A escola é da rede estadual e atende turmas de ensino fundamental e médio. A roda de conversa é um formato em que os participantes se organizam em círculo e todos podem falar, no lugar da aula expositiva, o que abre espaço para relatos e perguntas dos próprios alunos. Quem relatou como foi o encontro foi a professora de Projetos Empreendedores, Elissandra Tristão Pinto. A atividade foi divulgada pela Sedu.
Angola foi o caso concreto levado para a sala
Segundo a professora, os estudantes tiveram acesso durante o encontro a relatos e informações sobre diversidade cultural e étnico-racial. A conversa não ficou no plano genérico: partiu de um país específico, com dados sobre como vive a população de lá.
“Um dos focos da discussão foi a realidade de países do continente africano, com destaque para Angola, suas tradições culturais, suas lutas, os obstáculos enfrentados — principalmente no campo da educação — e os aspectos relacionados aos direitos, costumes e crenças de seu povo”, destacou a professora Elissandra Tristão Pinto.
Os pontos que ela cita dão a medida do que foi discutido: tradições culturais, lutas, obstáculos enfrentados na educação, direitos, costumes e crenças. Angola fica no continente africano e tem o português como língua oficial, o que permitiu aos alunos comparar situações de dois países que falam a mesma língua.
Por que a escola abriu esse espaço
Ainda segundo a docente, a proposta do encontro foi ir além dos conteúdos tradicionais.
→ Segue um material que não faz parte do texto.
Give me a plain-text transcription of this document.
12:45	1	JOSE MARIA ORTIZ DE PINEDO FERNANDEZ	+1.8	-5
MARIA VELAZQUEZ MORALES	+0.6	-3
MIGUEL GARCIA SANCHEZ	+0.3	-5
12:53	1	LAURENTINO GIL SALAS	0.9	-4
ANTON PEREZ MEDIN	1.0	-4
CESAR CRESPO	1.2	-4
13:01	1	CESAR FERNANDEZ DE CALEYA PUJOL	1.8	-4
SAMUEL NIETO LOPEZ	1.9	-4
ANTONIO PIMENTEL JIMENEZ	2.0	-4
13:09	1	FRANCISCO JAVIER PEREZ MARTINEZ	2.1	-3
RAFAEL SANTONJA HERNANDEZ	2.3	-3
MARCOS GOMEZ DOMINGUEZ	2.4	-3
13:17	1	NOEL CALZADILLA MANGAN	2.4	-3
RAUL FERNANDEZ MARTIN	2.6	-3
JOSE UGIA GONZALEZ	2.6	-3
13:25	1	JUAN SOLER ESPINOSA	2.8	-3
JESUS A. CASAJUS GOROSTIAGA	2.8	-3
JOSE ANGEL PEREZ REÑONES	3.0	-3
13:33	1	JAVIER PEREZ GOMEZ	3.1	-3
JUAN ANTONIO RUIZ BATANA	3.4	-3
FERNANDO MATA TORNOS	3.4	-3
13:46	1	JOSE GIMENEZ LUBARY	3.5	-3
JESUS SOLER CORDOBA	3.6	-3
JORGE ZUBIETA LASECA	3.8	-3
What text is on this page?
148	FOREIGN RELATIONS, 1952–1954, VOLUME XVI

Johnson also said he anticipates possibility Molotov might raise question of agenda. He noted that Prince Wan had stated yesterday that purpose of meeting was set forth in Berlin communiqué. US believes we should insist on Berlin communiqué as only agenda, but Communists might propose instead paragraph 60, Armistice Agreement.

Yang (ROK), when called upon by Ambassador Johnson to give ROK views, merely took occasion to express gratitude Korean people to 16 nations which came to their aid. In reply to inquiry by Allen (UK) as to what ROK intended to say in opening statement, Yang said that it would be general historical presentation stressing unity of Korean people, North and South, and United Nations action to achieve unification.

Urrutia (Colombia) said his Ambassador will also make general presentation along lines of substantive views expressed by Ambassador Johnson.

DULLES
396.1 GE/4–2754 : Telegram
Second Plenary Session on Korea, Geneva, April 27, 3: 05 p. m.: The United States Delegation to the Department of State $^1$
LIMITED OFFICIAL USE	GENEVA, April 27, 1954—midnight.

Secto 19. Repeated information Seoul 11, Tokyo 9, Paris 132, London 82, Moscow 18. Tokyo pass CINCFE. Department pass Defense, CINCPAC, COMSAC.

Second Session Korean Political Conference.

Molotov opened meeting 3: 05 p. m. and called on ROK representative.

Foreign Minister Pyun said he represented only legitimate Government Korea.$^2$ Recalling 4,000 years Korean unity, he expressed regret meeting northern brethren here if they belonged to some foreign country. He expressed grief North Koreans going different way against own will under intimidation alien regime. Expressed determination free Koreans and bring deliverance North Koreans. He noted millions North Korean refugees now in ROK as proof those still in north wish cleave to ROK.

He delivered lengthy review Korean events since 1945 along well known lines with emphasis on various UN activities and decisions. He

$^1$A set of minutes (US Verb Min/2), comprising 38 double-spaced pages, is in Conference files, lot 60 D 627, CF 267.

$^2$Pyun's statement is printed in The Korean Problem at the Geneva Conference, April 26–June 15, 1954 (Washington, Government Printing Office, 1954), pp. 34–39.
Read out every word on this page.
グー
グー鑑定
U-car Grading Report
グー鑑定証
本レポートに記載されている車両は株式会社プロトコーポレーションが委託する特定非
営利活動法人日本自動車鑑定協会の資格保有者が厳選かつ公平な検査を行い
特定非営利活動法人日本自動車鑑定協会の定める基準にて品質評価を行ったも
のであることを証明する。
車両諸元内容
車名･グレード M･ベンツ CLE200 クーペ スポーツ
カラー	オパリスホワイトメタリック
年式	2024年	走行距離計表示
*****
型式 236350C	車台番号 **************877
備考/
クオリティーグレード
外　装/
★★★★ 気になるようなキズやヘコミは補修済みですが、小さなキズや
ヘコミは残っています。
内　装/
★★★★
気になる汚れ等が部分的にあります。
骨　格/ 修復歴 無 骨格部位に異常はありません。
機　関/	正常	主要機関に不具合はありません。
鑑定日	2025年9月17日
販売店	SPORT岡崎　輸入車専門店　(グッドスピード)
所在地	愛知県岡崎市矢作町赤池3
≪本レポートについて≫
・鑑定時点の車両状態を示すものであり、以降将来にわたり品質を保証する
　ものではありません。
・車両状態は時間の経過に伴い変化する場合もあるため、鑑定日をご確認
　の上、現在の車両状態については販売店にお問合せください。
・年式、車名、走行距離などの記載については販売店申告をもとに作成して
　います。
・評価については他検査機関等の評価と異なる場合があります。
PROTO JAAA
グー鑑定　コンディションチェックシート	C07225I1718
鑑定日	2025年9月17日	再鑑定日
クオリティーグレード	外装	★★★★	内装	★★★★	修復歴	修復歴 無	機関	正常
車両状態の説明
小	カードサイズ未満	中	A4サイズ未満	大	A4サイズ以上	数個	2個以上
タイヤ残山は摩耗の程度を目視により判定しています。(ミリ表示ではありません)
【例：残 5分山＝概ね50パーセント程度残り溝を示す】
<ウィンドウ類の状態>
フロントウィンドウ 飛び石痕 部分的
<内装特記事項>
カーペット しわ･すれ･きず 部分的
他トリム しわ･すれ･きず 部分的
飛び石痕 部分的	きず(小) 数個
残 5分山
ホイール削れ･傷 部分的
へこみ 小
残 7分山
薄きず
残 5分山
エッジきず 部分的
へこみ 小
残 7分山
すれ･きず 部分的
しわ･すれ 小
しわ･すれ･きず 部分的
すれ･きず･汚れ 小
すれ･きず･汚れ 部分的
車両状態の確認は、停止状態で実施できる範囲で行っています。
A ideia era dar aos alunos a chance de conhecer culturas diferentes, histórias de superação, desafios enfrentados por outros povos e os valores que eles carregam.
“Momentos assim são de extrema importância para o processo de ensino e aprendizagem, pois visam valorizar a cultura, a história e os saberes africanos, além de promover a discussão e o respeito à diversidade cultural. Acreditamos que, quando oportunizamos essa troca, também colaboramos para formar cidadãos mais conscientes e empáticos”, ressaltou a professora.
O que ficou para os estudantes
Depois da roda de conversa, a estudante Hilaria Fernandes Soares afirmou que a atividade rendeu reflexões sobre identidade, convivência e respeito às diferenças culturais e étnico-raciais. O relato dela repete os mesmos temas apontados pela professora, mas visto do lado de quem assistiu.
“Pudemos conhecer melhor a cultura de Angola e os grandes desafios que o País enfrenta, principalmente em relação à educação, aos direitos, às tradições, à religião e às discriminações que também existem por lá. Isso nos fez refletir muito sobre o quanto devemos valorizar a diversidade”, disse a aluna.
Assunto já apareceu em escolas de outras cidades
A discussão sobre diversidade não é exclusiva de Alegre nem desse formato de encontro. Em outro município do Estado, por exemplo, estudantes de Colatina discutem diversidade racial em visita a museu virtual, uma atividade com proposta diferente da roda de conversa realizada em Alegre, mas com o mesmo assunto de fundo.
Nos dois casos, a discussão partiu de material concreto levado para os alunos — no caso de Alegre, informações sobre a vida em Angola; no de Colatina, o acervo de um museu virtual. É esse ponto de partida que diferencia esse tipo de encontro de uma aula sobre o tema em abstrato.